The report contends that, with current low turnover rates, companies may find it especially challenging to enhance their board diversity. Among directors of companies in the S&P 500, only 9% are newly elected—and that percentage has been the same since 2018. In the Russell 3000, the percentage increased from 9% in 2018 to 11% as of July 2022. The report suggests that there are a number of different approaches to achieving board diversification through board refreshment, including policies that mandate retirement as a result of age or tenure, limit overboarding or require retirement upon a change of primary professional. However, The Conference Board considers promoting “a culture of board refreshment” to be the “most important step that boards can take.” What does that mean? It generally refers to cultivating a climate in which it’s fully acceptable for directors to rotate off a board before they are required to do so. A culture of board refreshment “can be created not only by establishing guidelines on average board tenure, but also through setting initial expectations for director tenure through the director recruitment and onboarding process, as well as having candid discussions during the annual board evaluation and director nomination processes about how the current mix of directors matches the company’s needs. Such processes reinforce the message that no stigma is associated with rotating off a board before one is required to leave.”
According to the article, the current trend is away from mandatory retirement: as of July 2022, among companies in the S&P 500, only 6% have mandatory tenure-based policies (4% in the Russell 3000), with the most common tenure limit being 15 years, followed by 12 years. The report indicates that the average departing director tenure has increased slightly at larger companies in recent years and decreased at smaller companies.
And, although mandatory retirement policies based on age are “still common,” they are on the decline: among companies in the S&P 500, 70% had a mandatory age-based retirement policy in 2018 compared to 67% in 2022, and the percentage decreased from 40% to 36% in the Russell 3000 over the same period. Moreover, the article reports, more flexibility is being included in retirement policies in the form of exceptions and increases in the retirement age: “the share of S&P 500 companies whose policy permits no exception declined from 41 percent in 2018 to 34 percent as of July 2022, and from 24 to 18 percent in the Russell 3000[, and] the share of S&P 500 companies with a retirement age of 75 rose from 39 percent in 2018 to 49 percent as of July 2022, and from 42 to 52 percent in the Russell 3000.” Notwithstanding these policies, however, the average director age has remained the same in recent years: 63 years in the S&P 500 and 62 years in the Russell 3000, according to the report. Some contend that mandatory retirement policies are arbitrary, requiring directors to retire “even when they are still valuable and strong contributors.” On the other hand, permitting boards the discretion to make exceptions may “not only be viewed as favoritism but also impede board turnover.”

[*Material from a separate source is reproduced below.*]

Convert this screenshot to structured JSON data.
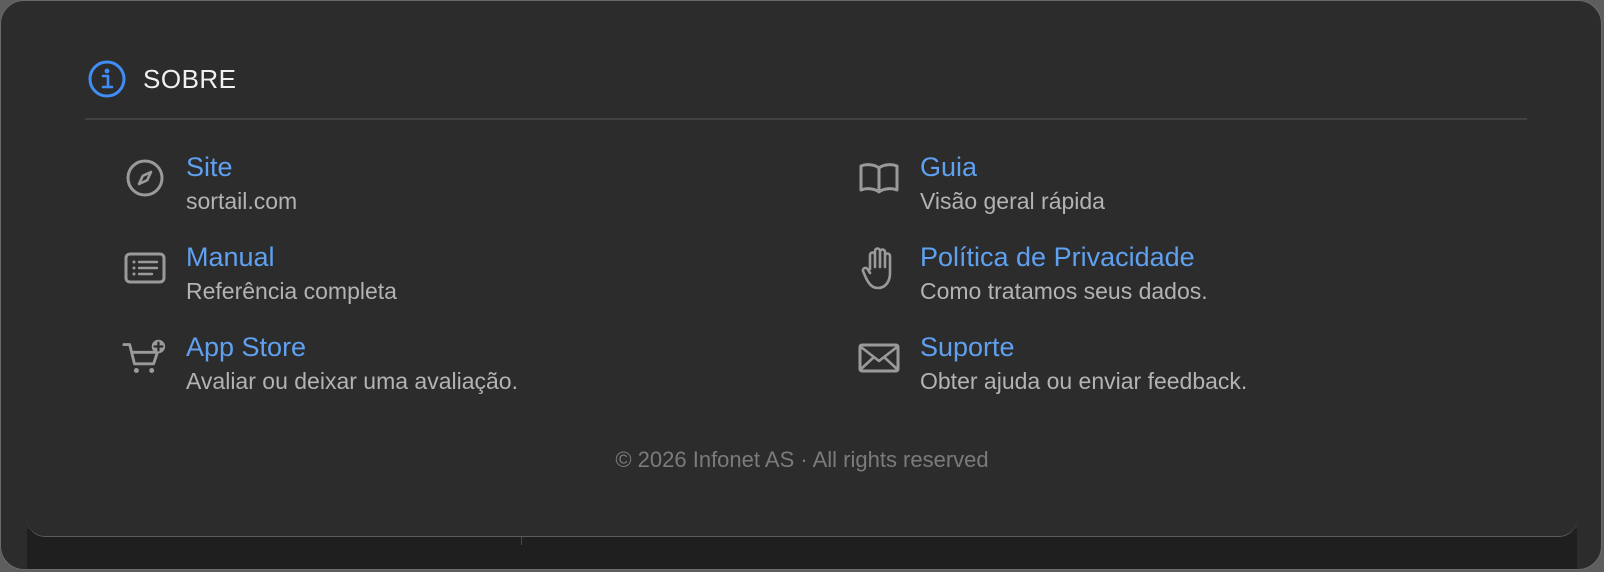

The Conference Board cautions that investors are attentive to these issues, even though they may defer to board policies in general. Investors are nevertheless attuned to board composition in terms of tenure, and many institutional investors will vote against overboarded directors. The report suggests that larger companies are more likely to have an overboarding policy that applies to all directors, and smaller companies more likely to have no policy at all: 72% of companies in the S&P 500 have an overboarding policy, up from 64% in 2018 (50% in the Russell 3000, up from 45%). Limits are most often set at three or four additional board seats. The report also observes that, while the number of directors that serve on more than one board has grown recently, most hold only one additional board seat. The authors suggest that an overboarding policy is one way to “prompt a thoughtful discussion between companies and their board members as to whether the director should step down from a particular board.”
Instead of retirement policies, which seem inevitably arbitrary—what is the right age to mandate retirement for all directors?—The Conference Board suggests that periodic individual director evaluations can promote board diversity and refreshment. Based on discussions with in-house corporate governance professionals, The Conference Board concluded that “individual director evaluations and/or the use of independent facilitators allow companies to have fruitful discussions about many challenging topics, including the skills and expertise needed on the board in the current environment, and in fact can lead to changes in board composition.” This practice has been increasing in popularity, together with the use of independent facilitators. The report indicates that, as of July 2022, 99% of companies in the S&P 500 and 97% in the Russell 3000 disclosed that they had conducted board evaluations. The Conference Board found that 52% of companies in the S&P 500 in 2022 were “conducting a combination of full board, committee, and individual director evaluations,” compared with only 37% conducting this combination in 2018, whether through self-assessments, peer evaluations and/or with the use of an independent facilitator.
Disclosure of the use of independent facilitators for board evaluations is also a growing trend, more commonly among larger companies. The report found that, as of July 2022, 29% of companies in the S&P 500 and 15% in the Russell 3000 disclosed engagement of an independent facilitator compared with only 14% and 6%, respectively, in 2018. In addition, in 2022, 42% of companies with annual revenues of $50 billion or more disclosed use of an independent facilitator, compared with only 5% of companies with annual revenues under $100 million. The report notes that companies “have found that they do not need to evaluate individual directors or use outside facilitators every year; indeed, these reviews can be more effective and less disruptive if conducted every two or three years.”
In conclusion, the report perceives particular value in “tools that focus on triggering discussions of turnover or reinforcing a culture of board refreshment.” The tools identified include “overboarding policies, policies requiring directors to submit their resignation upon a change in their primary professional occupation, guidelines on average board tenure, individual director evaluations as part of the annual board self-evaluation process, and informal discussions that set an expectation that directors do not need to serve until they are required to leave, but rather should consider whether their contributions are still relevant to the needs of the company. Unlike policies that mandate turnover, such as term limits and retirement policies, these more flexible tools can lead to a more thoughtful process in proactively aligning board composition with the company’s strategic needs.”